Dealing with Catastrophe
6 Catastrophe is always just around the corner.
Complex systems possess potential for catastrophic failure. Human practitioners are nearly always in close physical and temporal proximity to these potential failures – disaster can occur at any time and in nearly any place. The potential for catastrophic outcome is a hallmark of complex systems. It is impossible to eliminate the potential for such catastrophic failure; the potential for such failure is always present by the system’s own nature.
The above quote is taken from Dr. Richard Cook’s seminal treatise, “How Complex Systems Fail”. The full paper is a must read for anyone working on infrastructure and complex systems. However, this sixth point is of particular importance to me because it has become a fundamental approach to every system I have worked on since reading Dr. Cook’s paper nearly 12 years ago.
My experience has shown this statement to be true. No matter how hard teams worked to build reliable systems there was always an event that surprised us, one that typically meant many people were going to lose many hours of their day working to resolve the underlying incident.
Approximately eight years ago I joined a new company that was in the middle of a very large migration. The work had been in progress for 18 months. Even with all of that preparation we still experienced a catastrophic event that impacted a large portion of our customers for greater than 24 hours.
Perhaps the most surprising piece at the time was that our planning didn’t just fall apart from a technical perspective, but we also saw results of a massive communication breakdown that led to the confusion of our coworkers and our customers. We had done the work to put together checklists with specific points of communication to ensure we were all on the same page. We had assigned the Incident Commander role to a rotation of people who understood the work and they did a reasonable job updating situation reports. Yet when we finished the internal post-mortem and shared it with our coworkers, many of them were shocked to find out what had happened. There was an obvious problem here, one that we had thought we had prepared for.
Thankfully, the Director of our operations team at the time understood the importance of finding a better way to deal with failure and gave me the space to develop a method for our needs. I was deeply curious to find a better way to engage our systems and support the teams across the company so that whenever we faced a failure, whether planned or unplanned, my coworkers had the information they needed to continue doing their job.
At the time three key areas stuck out to me:
- The burden of response: How can the process of incident response reduce the stress on those actively addressing the incident?
- Clear and concise communication: How to inform all impacted parties whether known or not?
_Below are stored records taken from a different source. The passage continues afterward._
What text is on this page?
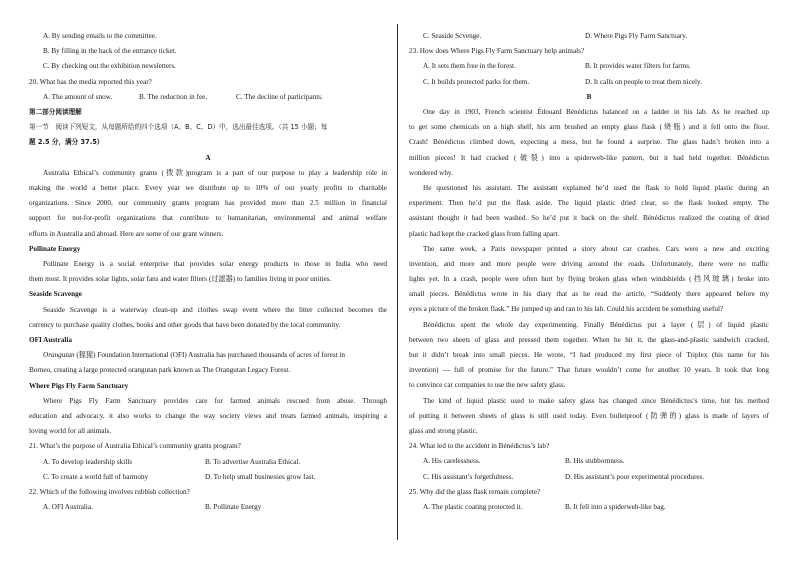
A. By sending emails to the committee.
B. By filling in the back of the entrance ticket.
C. By checking out the exhibition newsletters.
20. What has the media reported this year?
A. The amount of snow.	B. The reduction in fee.	C. The decline of participants.
第二部分阅读理解
第一节　阅读下列短文，从每题所给的四个选项（A、B、C、D）中，选出最佳选项。（共 15 小题；每
题 2.5 分，满分 37.5）
A
Australia Ethical’s community grants (拨款)program is a part of our purpose to play a leadership role in
making the world a better place. Every year we distribute up to 10% of our yearly profits to charitable
organizations. Since 2000, our community grants program has provided more than 2.5 million in financial
support for not-for-profit organizations that contribute to humanitarian, environmental and animal welfare
efforts in Australia and abroad. Here are some of our grant winners.
Pollinate Energy
Pollinate Energy is a social enterprise that provides solar energy products to those in India who need
them most. It provides solar lights, solar fans and water filters (过滤器) to families living in poor unities.
Seaside Scavenge
Seaside Scavenge is a waterway clean-up and clothes swap event where the litter collected becomes the
currency to purchase quality clothes, books and other goods that have been donated by the local community.
OFI Australia
Orangutan (猩猩) Foundation International (OFI) Australia has purchased thousands of acres of forest in
Borneo, creating a large protected orangutan park known as The Orangutan Legacy Forest.
Where Pigs Fly Farm Sanctuary
Where Pigs Fly Farm Sanctuary provides care for farmed animals rescued from abuse. Through
education and advocacy, it also works to change the way society views and treats farmed animals, inspiring a
loving world for all animals.
21. What’s the purpose of Australia Ethical’s community grants program?
A. To develop leadership skills	B. To advertise Australia Ethical.
C. To create a world full of harmony	D. To help small businesses grow fast.
22. Which of the following involves rubbish collection?
A. OFI Australia.	B. Pollinate Energy
C. Seaside Scvenge.	D. Where Pigs Fly Farm Sanctuary.
23. How does Where Pigs Fly Farm Sanctuary help animals?
A. It sets them free in the forest.	B. It provides water filters for farms.
C. It builds protected parks for them.	D. It calls on people to treat them nicely.
B
One day in 1903, French scientist Édouard Bénédictus balanced on a ladder in his lab. As he reached up
to get some chemicals on a high shelf, his arm brushed an empty glass flask (烧瓶) and it fell onto the floor.
Crash! Bénédictus climbed down, expecting a mess, but he found a surprise. The glass hadn’t broken into a
million pieces! It had cracked (破裂) into a spiderweb-like pattern, but it had held together. Bénédictus
wondered why.
He questioned his assistant. The assistant explained he’d used the flask to hold liquid plastic during an
experiment. Then he’d put the flask aside. The liquid plastic dried clear, so the flask looked empty. The
assistant thought it had been washed. So he’d put it back on the shelf. Bénédictus realized the coating of dried
plastic had kept the cracked glass from falling apart.
The same week, a Paris newspaper printed a story about car crashes. Cars were a new and exciting
invention, and more and more people were driving around the roads. Unfortunately, there were no traffic
lights yet. In a crash, people were often hurt by flying broken glass when windshields (挡风玻璃) broke into
small pieces. Bénédictus wrote in his diary that as he read the article, “Suddenly there appeared before my
eyes a picture of the broken flask.” He jumped up and ran to his lab. Could his accident be something useful?
Bénédictus spent the whole day experimenting. Finally Bénédictus put a layer (层) of liquid plastic
between two sheets of glass and pressed them together. When he hit it, the glass-and-plastic sandwich cracked,
but it didn’t break into small pieces. He wrote, “I had produced my first piece of Triplex (his name for his
invention) --- full of promise for the future.” That future wouldn’t come for another 10 years. It took that long
to convince car companies to use the new safety glass.
The kind of liquid plastic used to make safety glass has changed since Bénédictus’s time, but his method
of putting it between sheets of glass is still used today. Even bulletproof (防弹的) glass is made of layers of
glass and strong plastic.
24. What led to the accident in Bénédictus’s lab?
A. His carelessness.	B. His stubbornness.
C. His assistant’s forgetfulness.	D. His assistant’s poor experimental procedures.
25. Why did the glass flask remain complete?
A. The plastic coating protected it.	B. It fell into a spiderweb-like bag.
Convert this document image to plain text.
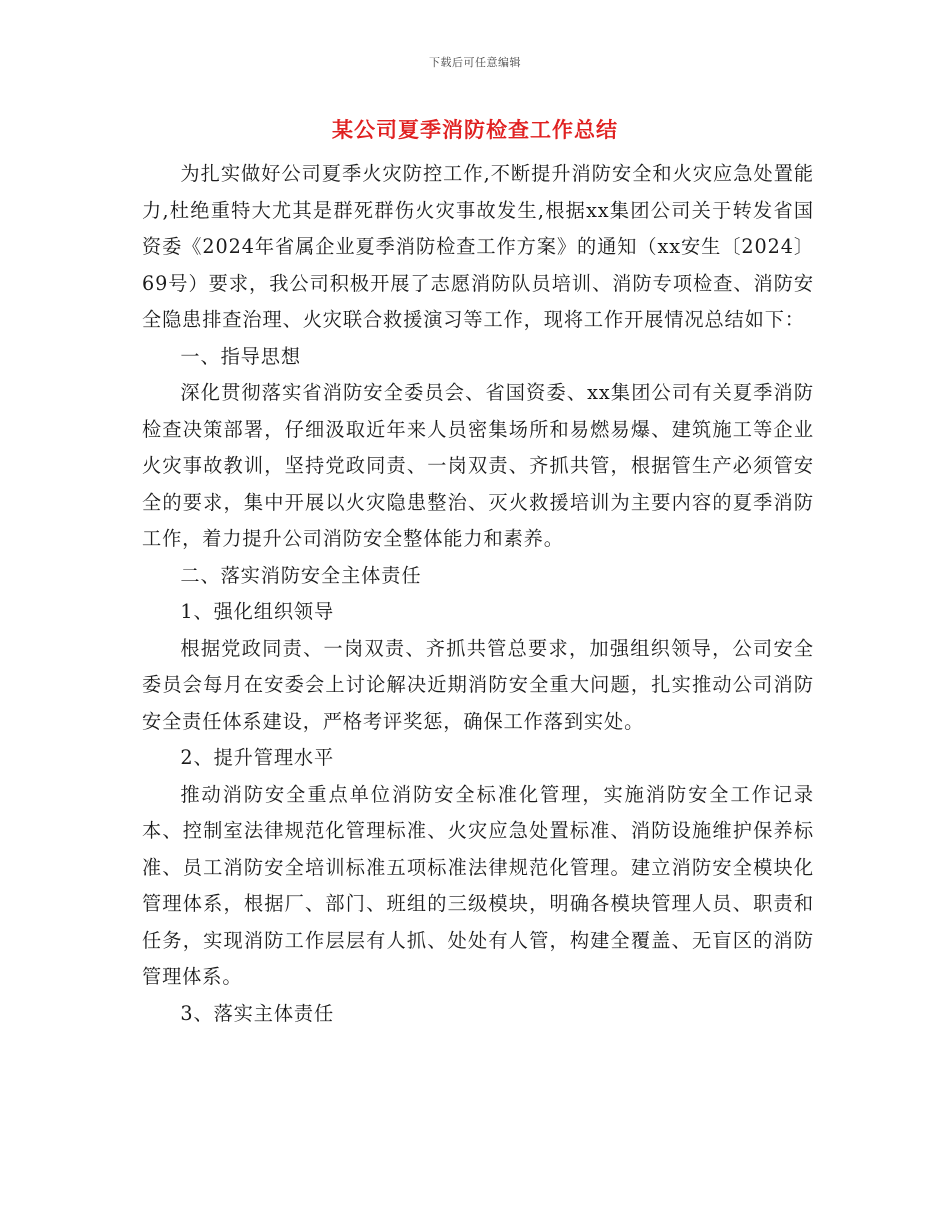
下载后可任意编辑
某公司夏季消防检查工作总结

为扎实做好公司夏季火灾防控工作,不断提升消防安全和火灾应急处置能力,杜绝重特大尤其是群死群伤火灾事故发生,根据xx集团公司关于转发省国资委《2024年省属企业夏季消防检查工作方案》的通知（xx安生〔2024〕69号）要求，我公司积极开展了志愿消防队员培训、消防专项检查、消防安全隐患排查治理、火灾联合救援演习等工作，现将工作开展情况总结如下：

一、指导思想

深化贯彻落实省消防安全委员会、省国资委、xx集团公司有关夏季消防检查决策部署，仔细汲取近年来人员密集场所和易燃易爆、建筑施工等企业火灾事故教训，坚持党政同责、一岗双责、齐抓共管，根据管生产必须管安全的要求，集中开展以火灾隐患整治、灭火救援培训为主要内容的夏季消防工作，着力提升公司消防安全整体能力和素养。

二、落实消防安全主体责任

1、强化组织领导

根据党政同责、一岗双责、齐抓共管总要求，加强组织领导，公司安全委员会每月在安委会上讨论解决近期消防安全重大问题，扎实推动公司消防安全责任体系建设，严格考评奖惩，确保工作落到实处。

2、提升管理水平

推动消防安全重点单位消防安全标准化管理，实施消防安全工作记录本、控制室法律规范化管理标准、火灾应急处置标准、消防设施维护保养标准、员工消防安全培训标准五项标准法律规范化管理。建立消防安全模块化管理体系，根据厂、部门、班组的三级模块，明确各模块管理人员、职责和任务，实现消防工作层层有人抓、处处有人管，构建全覆盖、无盲区的消防管理体系。

3、落实主体责任
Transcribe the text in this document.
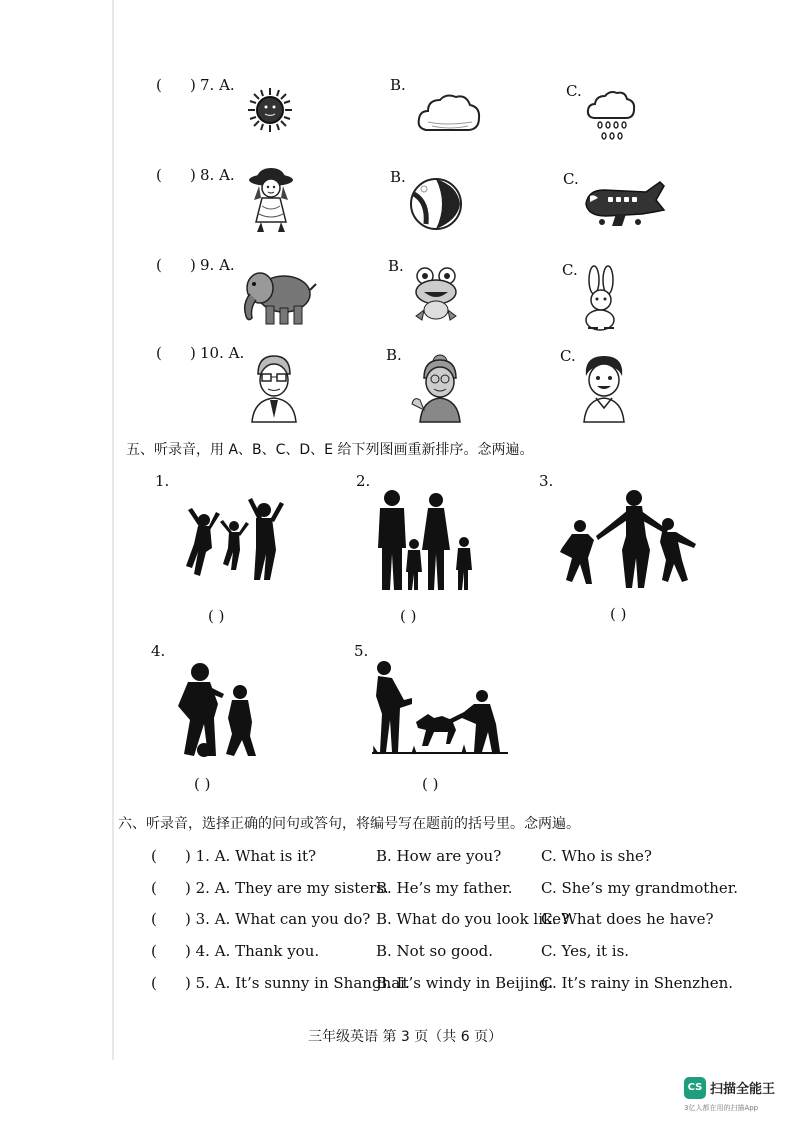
( ) 7. A.	B.	C.
( ) 8. A.	B.	C.
( ) 9. A.	B.	C.
( ) 10. A.	B.	C.
五、听录音，用 A、B、C、D、E 给下列图画重新排序。念两遍。
1.	2.	3.
4.	5.
( )	( )	( )
( )	( )
六、听录音，选择正确的问句或答句，将编号写在题前的括号里。念两遍。
( ) 1. A. What is it?	B. How are you?	C. Who is she?
( ) 2. A. They are my sisters.
B. He’s my father. C. She’s my grandmother.
( ) 3. A. What can you do? B. What do you look like?
C. What does he have?
( ) 4. A. Thank you.	B. Not so good.	C. Yes, it is.
( ) 5. A. It’s sunny in Shanghai.
B. It’s windy in Beijing.
C. It’s rainy in Shenzhen.
三年级英语 第 3 页（共 6 页）
CS 扫描全能王
3亿人都在用的扫描App
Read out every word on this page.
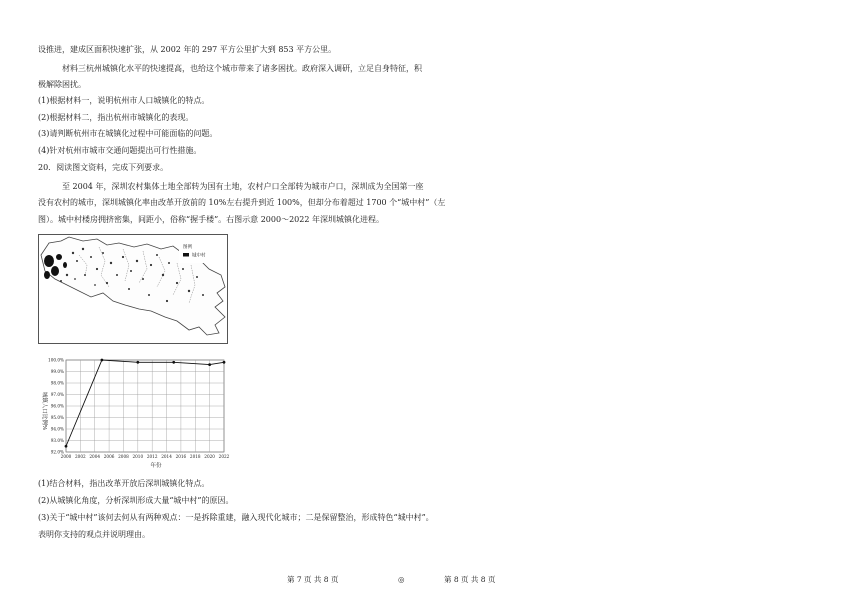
设推进，建成区面积快速扩张，从 2002 年的 297 平方公里扩大到 853 平方公里。
材料三杭州城镇化水平的快速提高，也给这个城市带来了诸多困扰。政府深入调研，立足自身特征，积
极解除困扰。
(1)根据材料一，说明杭州市人口城镇化的特点。
(2)根据材料二，指出杭州市城镇化的表现。
(3)请判断杭州市在城镇化过程中可能面临的问题。
(4)针对杭州市城市交通问题提出可行性措施。
20．阅读图文资料，完成下列要求。
至 2004 年，深圳农村集体土地全部转为国有土地，农村户口全部转为城市户口，深圳成为全国第一座
没有农村的城市，深圳城镇化率由改革开放前的 10%左右提升到近 100%，但却分布着超过 1700 个“城中村”（左
图）。城中村楼房拥挤密集，间距小，俗称“握手楼”。右图示意 2000～2022 年深圳城镇化进程。
图例
城中村
100.0%
99.0%
98.0%
97.0%
96.0%
95.0%
94.0%
93.0%
92.0%
2000 2002 2004 2006 2008 2010 2012 2014 2016 2018 2020 2022
年份
城镇人口比例%
(1)结合材料，指出改革开放后深圳城镇化特点。
(2)从城镇化角度，分析深圳形成大量“城中村”的原因。
(3)关于“城中村”该何去何从有两种观点：一是拆除重建，融入现代化城市；二是保留整治，形成特色“城中村”。
表明你支持的观点并说明理由。
第 7 页 共 8 页	◎	第 8 页 共 8 页
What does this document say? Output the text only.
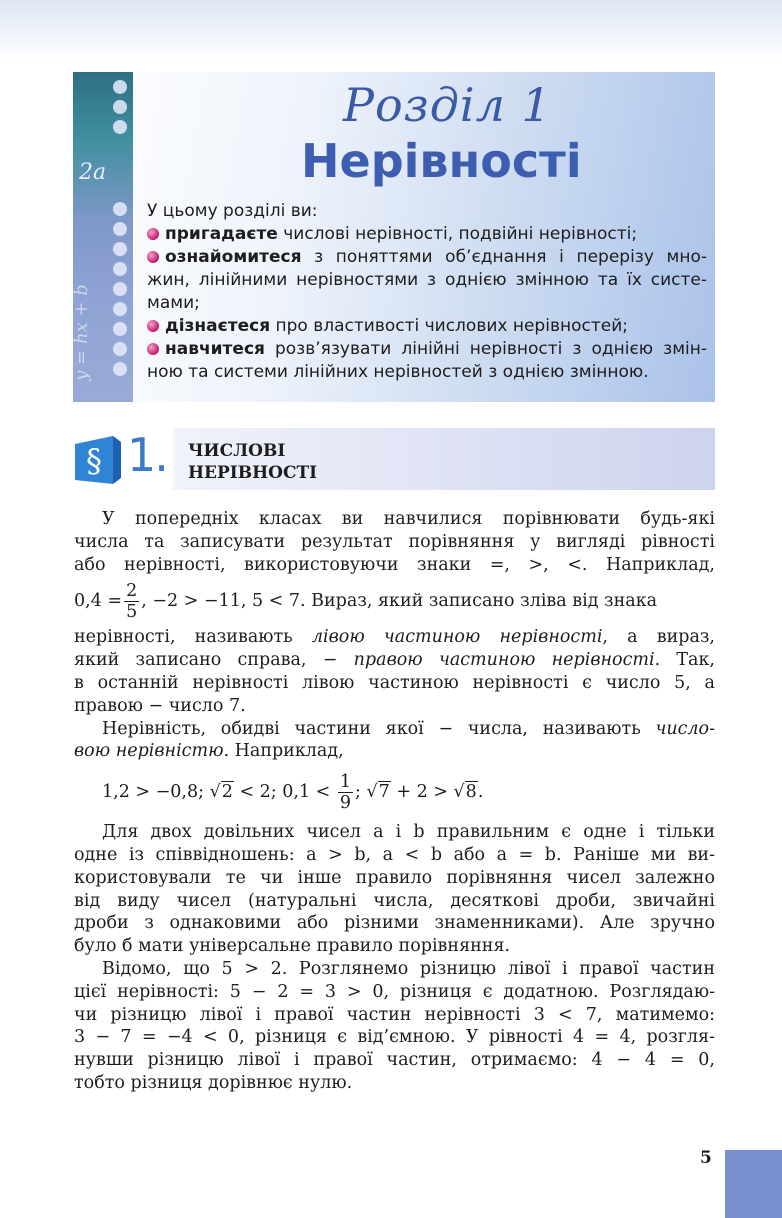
2a
y = hx + b
Розділ 1
Нерівності
У цьому розділі ви:
пригадаєте числові нерівності, подвійні нерівності;
ознайомитеся з поняттями об’єднання і перерізу мно-
жин, лінійними нерівностями з однією змінною та їх систе-
мами;
дізнаєтеся про властивості числових нерівностей;
навчитеся розв’язувати лінійні нерівності з однією змін-
ною та системи лінійних нерівностей з однією змінною.
§ 1. ЧИСЛОВІ
НЕРІВНОСТІ
У попередніх класах ви навчилися порівнювати будь-які
числа та записувати результат порівняння у вигляді рівності
або нерівності, використовуючи знаки =, >, <. Наприклад,
$0,4 = \frac{2}{5}$ , −2 > −11, 5 < 7. Вираз, який записано зліва від знака
нерівності, називають лівою частиною нерівності, а вираз,
який записано справа, − правою частиною нерівності. Так,
в останній нерівності лівою частиною нерівності є число 5, а
правою − число 7.
Нерівність, обидві частини якої − числа, називають число-
вою нерівністю. Наприклад,
1,2 > −0,8; √2 < 2; $0,1 < \frac{1}{9}$ ; √7 + 2 > √8.
Для двох довільних чисел a і b правильним є одне і тільки
одне із співвідношень: a > b, a < b або a = b. Раніше ми ви-
користовували те чи інше правило порівняння чисел залежно
від виду чисел (натуральні числа, десяткові дроби, звичайні
дроби з однаковими або різними знаменниками). Але зручно
було б мати універсальне правило порівняння.
Відомо, що 5 > 2. Розглянемо різницю лівої і правої частин
цієї нерівності: 5 − 2 = 3 > 0, різниця є додатною. Розглядаю-
чи різницю лівої і правої частин нерівності 3 < 7, матимемо:
3 − 7 = −4 < 0, різниця є від’ємною. У рівності 4 = 4, розгля-
нувши різницю лівої і правої частин, отримаємо: 4 − 4 = 0,
тобто різниця дорівнює нулю.
5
- Non-technical Allies: How can the process of incident response support all teams at all levels in the company that may be impacted by the particulars of incident?
Any system that could solve these three issues would greatly improve our ability to address not only catastrophic failures but any incident encountered.
The work we are doing at Infrastellar Systems is an extension of that initial development of an incident management system. It is one that I have continued to develop throughout the years. I’ve built up a lot of experience integrating my system into large organizations. What I’ve learned from those experiences I hope to put into tooling for companies to improve their experience around catastrophic failures and more deeply understand their production systems.
Ultimately, the potential for failure exists in every system we develop. As Dr. Cook says above, it is “always present by the system’s own nature.” Incident management is an interface by which companies engage with their systems in real-time. It isn’t the only one, but it may just be the most important one.